La parola chiave per il libro “l’eredità di Rocheteau”, tuttavia, è senz’altro “famiglia”. Le vicende, infatti, ruotano tutte intorno a tale concetto. Intorno alle questioni familiari, gravitano diverse vicende, come i buoni e cattivi rapporti gli uni con gli altri, le eventuali rendite, i regali economici, le sparizioni improvvise, i litigi e i sotterfugi, fino ad arrivare ad una sorta di resa dei conti, cui ambiscono solo le famiglie più spietate.

Il concetto di famiglia dell’autrice, è senz’altro il più vero, il quale si lascia alle spalle i cliché di amore e condivisione, raccontando una realtà cruda, in cui il denaro e la vendetta prendono il sopravvento trasformando “persone della porta accanto” in spietati calcolatori freddi e capaci.
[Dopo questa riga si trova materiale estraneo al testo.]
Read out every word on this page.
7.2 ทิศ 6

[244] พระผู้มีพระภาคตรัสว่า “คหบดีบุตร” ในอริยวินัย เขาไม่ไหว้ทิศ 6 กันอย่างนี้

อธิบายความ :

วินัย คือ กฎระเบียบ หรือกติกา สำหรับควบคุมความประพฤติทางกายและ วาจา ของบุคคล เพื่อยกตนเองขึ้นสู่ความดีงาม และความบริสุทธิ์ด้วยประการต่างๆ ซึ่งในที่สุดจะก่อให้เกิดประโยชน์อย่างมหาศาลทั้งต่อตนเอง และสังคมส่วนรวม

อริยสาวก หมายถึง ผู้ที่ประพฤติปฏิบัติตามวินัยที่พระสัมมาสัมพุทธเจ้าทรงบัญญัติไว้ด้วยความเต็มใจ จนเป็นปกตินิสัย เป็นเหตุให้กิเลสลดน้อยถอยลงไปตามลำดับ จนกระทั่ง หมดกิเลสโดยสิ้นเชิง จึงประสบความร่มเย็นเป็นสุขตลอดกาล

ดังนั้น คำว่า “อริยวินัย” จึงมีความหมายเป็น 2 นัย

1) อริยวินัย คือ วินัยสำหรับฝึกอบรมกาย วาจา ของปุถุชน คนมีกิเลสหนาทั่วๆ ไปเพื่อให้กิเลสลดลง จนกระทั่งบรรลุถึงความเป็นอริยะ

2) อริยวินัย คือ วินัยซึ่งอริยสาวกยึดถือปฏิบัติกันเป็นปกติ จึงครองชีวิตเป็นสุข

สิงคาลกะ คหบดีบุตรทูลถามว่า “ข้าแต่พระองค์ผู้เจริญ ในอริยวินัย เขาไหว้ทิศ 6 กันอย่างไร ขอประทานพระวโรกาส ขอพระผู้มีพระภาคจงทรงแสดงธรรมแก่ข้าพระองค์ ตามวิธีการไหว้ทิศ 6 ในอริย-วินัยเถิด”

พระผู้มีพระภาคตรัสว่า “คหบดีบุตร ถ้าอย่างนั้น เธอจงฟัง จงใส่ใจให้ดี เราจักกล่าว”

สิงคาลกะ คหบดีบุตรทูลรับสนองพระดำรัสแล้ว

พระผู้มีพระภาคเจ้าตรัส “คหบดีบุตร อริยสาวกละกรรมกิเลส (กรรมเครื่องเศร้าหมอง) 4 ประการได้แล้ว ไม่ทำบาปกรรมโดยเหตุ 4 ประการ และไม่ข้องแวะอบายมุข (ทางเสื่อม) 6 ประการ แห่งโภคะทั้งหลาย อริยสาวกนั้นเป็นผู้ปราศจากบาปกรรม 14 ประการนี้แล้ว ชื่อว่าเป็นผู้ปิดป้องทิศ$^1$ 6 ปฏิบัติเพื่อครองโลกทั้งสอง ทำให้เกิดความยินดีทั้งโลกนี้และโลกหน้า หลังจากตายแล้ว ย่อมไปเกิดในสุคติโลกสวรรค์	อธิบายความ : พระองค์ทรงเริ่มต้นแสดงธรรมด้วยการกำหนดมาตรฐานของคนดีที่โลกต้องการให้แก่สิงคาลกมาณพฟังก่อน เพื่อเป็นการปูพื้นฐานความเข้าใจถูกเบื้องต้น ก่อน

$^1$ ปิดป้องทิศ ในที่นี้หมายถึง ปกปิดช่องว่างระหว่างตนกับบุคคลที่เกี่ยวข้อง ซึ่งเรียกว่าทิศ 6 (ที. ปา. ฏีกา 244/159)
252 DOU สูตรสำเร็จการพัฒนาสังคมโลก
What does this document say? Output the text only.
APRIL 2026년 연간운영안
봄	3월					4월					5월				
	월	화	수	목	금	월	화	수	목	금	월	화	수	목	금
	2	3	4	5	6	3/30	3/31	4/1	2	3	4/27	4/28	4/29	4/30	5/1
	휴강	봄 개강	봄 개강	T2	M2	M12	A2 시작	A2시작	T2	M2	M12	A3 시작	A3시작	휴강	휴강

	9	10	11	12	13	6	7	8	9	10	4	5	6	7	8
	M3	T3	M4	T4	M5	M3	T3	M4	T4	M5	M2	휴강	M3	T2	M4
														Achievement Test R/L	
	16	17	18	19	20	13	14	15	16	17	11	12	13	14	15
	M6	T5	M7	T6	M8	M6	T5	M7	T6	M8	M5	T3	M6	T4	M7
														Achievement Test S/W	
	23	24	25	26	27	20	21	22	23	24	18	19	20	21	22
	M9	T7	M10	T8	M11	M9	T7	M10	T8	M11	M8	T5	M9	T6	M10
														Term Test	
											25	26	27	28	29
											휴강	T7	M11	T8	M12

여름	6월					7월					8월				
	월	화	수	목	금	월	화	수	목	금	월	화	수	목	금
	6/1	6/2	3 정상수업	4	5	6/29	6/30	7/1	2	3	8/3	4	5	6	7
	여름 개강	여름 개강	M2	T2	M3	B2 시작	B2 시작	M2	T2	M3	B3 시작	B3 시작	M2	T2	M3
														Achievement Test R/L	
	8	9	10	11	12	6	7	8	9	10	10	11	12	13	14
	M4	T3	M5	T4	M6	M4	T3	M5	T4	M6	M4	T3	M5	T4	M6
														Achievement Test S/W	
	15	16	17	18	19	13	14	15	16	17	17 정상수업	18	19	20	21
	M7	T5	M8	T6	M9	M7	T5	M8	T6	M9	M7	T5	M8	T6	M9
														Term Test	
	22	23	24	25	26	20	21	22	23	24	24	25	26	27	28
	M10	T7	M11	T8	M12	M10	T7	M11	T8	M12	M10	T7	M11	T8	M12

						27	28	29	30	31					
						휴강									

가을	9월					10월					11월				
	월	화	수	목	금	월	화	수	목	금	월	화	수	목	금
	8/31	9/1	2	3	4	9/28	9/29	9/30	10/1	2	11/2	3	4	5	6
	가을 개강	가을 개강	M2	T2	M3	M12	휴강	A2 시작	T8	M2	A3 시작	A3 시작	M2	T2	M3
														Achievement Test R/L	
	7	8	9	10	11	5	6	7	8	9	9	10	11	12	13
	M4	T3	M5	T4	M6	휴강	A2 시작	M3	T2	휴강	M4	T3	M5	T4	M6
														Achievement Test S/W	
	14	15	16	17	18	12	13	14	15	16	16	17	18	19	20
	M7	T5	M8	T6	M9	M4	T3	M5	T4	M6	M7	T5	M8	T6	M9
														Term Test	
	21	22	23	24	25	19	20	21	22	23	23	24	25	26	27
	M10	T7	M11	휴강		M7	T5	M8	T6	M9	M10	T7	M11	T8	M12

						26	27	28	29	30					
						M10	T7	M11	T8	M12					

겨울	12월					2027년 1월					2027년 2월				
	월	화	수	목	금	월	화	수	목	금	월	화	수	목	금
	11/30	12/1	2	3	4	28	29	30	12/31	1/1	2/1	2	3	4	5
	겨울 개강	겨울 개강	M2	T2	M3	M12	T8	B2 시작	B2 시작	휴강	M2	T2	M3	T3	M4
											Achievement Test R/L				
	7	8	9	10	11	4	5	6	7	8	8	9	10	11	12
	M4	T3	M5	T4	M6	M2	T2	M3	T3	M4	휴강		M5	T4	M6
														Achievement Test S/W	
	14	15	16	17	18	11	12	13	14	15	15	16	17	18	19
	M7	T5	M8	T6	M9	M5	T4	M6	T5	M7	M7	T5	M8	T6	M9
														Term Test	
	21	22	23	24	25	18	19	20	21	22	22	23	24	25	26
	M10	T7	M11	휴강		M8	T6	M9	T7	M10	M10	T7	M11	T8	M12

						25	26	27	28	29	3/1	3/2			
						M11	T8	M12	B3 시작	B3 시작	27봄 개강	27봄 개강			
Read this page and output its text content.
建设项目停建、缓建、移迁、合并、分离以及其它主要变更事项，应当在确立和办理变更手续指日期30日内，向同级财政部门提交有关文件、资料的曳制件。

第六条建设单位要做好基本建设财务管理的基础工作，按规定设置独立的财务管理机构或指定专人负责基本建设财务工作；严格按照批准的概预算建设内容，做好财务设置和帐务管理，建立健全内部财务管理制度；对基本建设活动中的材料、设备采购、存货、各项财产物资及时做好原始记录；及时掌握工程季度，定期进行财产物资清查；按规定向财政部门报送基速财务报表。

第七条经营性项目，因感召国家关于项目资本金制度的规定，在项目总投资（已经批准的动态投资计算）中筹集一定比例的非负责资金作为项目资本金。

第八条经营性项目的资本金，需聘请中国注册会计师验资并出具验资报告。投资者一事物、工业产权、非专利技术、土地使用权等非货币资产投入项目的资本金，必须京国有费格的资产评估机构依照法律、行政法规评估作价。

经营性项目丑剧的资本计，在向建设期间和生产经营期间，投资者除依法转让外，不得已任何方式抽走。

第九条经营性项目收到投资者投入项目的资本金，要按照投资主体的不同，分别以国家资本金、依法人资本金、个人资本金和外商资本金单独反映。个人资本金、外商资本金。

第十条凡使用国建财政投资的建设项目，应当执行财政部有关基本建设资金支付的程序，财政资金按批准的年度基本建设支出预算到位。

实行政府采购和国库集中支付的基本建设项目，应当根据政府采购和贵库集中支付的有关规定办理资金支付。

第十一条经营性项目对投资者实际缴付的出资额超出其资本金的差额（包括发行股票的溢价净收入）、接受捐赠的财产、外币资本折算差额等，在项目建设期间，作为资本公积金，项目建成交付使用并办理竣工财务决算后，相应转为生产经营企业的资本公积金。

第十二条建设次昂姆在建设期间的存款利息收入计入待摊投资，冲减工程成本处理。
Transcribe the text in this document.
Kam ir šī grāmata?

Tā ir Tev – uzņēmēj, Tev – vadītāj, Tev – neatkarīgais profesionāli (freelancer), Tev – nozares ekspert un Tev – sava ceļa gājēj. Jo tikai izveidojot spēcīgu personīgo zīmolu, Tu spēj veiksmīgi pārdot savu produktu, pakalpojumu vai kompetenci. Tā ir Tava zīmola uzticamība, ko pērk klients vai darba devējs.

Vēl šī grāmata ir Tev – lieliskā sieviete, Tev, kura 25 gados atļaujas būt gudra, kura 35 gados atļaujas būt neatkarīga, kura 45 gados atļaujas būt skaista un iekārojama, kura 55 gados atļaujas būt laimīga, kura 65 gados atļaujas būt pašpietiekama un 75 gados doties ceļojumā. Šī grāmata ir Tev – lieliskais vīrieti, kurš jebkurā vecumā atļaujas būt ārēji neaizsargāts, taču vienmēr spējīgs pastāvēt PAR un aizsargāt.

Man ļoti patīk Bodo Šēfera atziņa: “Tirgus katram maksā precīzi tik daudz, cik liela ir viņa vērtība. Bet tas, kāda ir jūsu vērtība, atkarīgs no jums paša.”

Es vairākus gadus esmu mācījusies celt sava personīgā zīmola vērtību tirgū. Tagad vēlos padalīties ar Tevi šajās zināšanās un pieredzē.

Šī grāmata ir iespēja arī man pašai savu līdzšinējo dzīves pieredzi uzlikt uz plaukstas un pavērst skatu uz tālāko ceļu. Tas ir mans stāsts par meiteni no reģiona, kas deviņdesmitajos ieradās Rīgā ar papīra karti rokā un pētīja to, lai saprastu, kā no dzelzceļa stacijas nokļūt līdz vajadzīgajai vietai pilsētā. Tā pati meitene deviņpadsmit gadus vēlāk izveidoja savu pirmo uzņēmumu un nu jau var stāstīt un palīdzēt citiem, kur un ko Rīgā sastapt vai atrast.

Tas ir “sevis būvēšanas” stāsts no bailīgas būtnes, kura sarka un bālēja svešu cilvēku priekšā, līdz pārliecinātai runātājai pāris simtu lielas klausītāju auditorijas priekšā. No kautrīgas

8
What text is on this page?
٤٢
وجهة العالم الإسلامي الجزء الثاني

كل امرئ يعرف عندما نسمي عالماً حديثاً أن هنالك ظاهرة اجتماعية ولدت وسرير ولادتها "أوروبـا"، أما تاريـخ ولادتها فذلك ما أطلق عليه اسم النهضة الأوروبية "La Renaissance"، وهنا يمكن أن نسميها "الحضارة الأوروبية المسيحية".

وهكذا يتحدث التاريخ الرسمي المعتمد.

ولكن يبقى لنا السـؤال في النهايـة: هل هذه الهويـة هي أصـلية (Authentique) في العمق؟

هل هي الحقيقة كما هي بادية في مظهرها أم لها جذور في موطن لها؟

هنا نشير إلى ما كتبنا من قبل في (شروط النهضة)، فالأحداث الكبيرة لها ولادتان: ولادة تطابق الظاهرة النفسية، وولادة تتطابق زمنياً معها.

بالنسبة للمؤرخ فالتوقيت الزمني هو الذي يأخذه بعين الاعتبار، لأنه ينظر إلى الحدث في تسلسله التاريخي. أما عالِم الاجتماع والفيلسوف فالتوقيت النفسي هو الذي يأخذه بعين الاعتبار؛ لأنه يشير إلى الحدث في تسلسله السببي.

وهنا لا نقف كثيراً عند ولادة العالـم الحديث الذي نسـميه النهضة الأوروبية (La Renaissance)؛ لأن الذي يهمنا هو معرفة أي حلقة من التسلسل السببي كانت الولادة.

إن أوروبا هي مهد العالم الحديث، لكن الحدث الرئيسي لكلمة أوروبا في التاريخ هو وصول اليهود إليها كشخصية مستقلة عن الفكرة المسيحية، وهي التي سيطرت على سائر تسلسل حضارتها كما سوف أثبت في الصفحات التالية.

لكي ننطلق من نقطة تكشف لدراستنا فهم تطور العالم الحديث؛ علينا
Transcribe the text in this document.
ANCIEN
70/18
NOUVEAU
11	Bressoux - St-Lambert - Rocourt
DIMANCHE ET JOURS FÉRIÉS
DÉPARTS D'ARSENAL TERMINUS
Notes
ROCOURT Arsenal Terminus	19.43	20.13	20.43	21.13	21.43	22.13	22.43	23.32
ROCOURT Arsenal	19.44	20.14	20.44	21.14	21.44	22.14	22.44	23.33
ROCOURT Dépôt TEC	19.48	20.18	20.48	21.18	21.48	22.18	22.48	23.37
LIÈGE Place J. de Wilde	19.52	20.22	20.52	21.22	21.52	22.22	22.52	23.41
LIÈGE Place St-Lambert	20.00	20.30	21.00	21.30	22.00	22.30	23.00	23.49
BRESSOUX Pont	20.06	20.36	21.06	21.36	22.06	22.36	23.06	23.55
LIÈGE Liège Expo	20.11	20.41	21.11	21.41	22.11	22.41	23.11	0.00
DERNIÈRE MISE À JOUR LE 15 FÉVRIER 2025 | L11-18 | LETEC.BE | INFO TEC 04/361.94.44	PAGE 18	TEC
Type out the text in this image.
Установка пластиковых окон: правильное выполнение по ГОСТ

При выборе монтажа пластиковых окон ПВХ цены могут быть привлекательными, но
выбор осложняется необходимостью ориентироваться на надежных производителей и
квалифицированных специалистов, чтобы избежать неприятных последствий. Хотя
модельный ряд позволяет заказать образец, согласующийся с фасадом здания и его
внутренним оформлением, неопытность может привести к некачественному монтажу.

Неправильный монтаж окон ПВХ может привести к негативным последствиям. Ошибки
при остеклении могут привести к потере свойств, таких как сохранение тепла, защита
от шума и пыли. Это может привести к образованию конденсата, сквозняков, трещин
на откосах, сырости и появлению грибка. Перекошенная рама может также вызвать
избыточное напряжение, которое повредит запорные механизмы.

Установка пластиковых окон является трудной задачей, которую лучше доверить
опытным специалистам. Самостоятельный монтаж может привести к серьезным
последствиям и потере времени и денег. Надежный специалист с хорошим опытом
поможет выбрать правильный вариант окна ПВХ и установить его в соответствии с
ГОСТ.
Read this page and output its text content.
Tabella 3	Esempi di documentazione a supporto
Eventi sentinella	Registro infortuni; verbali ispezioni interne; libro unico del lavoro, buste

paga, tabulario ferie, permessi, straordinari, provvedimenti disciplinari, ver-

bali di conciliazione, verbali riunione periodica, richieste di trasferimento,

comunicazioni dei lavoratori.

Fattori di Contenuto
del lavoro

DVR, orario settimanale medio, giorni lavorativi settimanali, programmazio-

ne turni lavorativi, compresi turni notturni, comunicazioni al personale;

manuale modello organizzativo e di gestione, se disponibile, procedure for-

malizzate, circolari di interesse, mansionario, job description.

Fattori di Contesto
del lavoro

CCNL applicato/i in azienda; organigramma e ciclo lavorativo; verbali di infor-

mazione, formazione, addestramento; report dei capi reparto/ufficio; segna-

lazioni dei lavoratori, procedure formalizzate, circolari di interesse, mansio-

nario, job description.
La questione circa il sequestro avrà un epilogo sensazionale, fornendo un preciso identikit dei responsabili, e presentando una Charlotte ormai fuori dalla stanza buia, una sorta di metafora immaginifica, dove attraversando stanze buie e deserte, la persona e l’artista si riconciliano con la vita, tornando indietro da quelli che lei stessa definisce gli abissi. Charlotte sembra stringere la mano alle cose belle della vita che l’aspettano più avanti, e nei suoi 95 disegni a pastelli, pregni della disperazione e della speranza di quei giorni al buio, il lettore potrà ritrovare anch’esso la via per la liberazione dell’anima.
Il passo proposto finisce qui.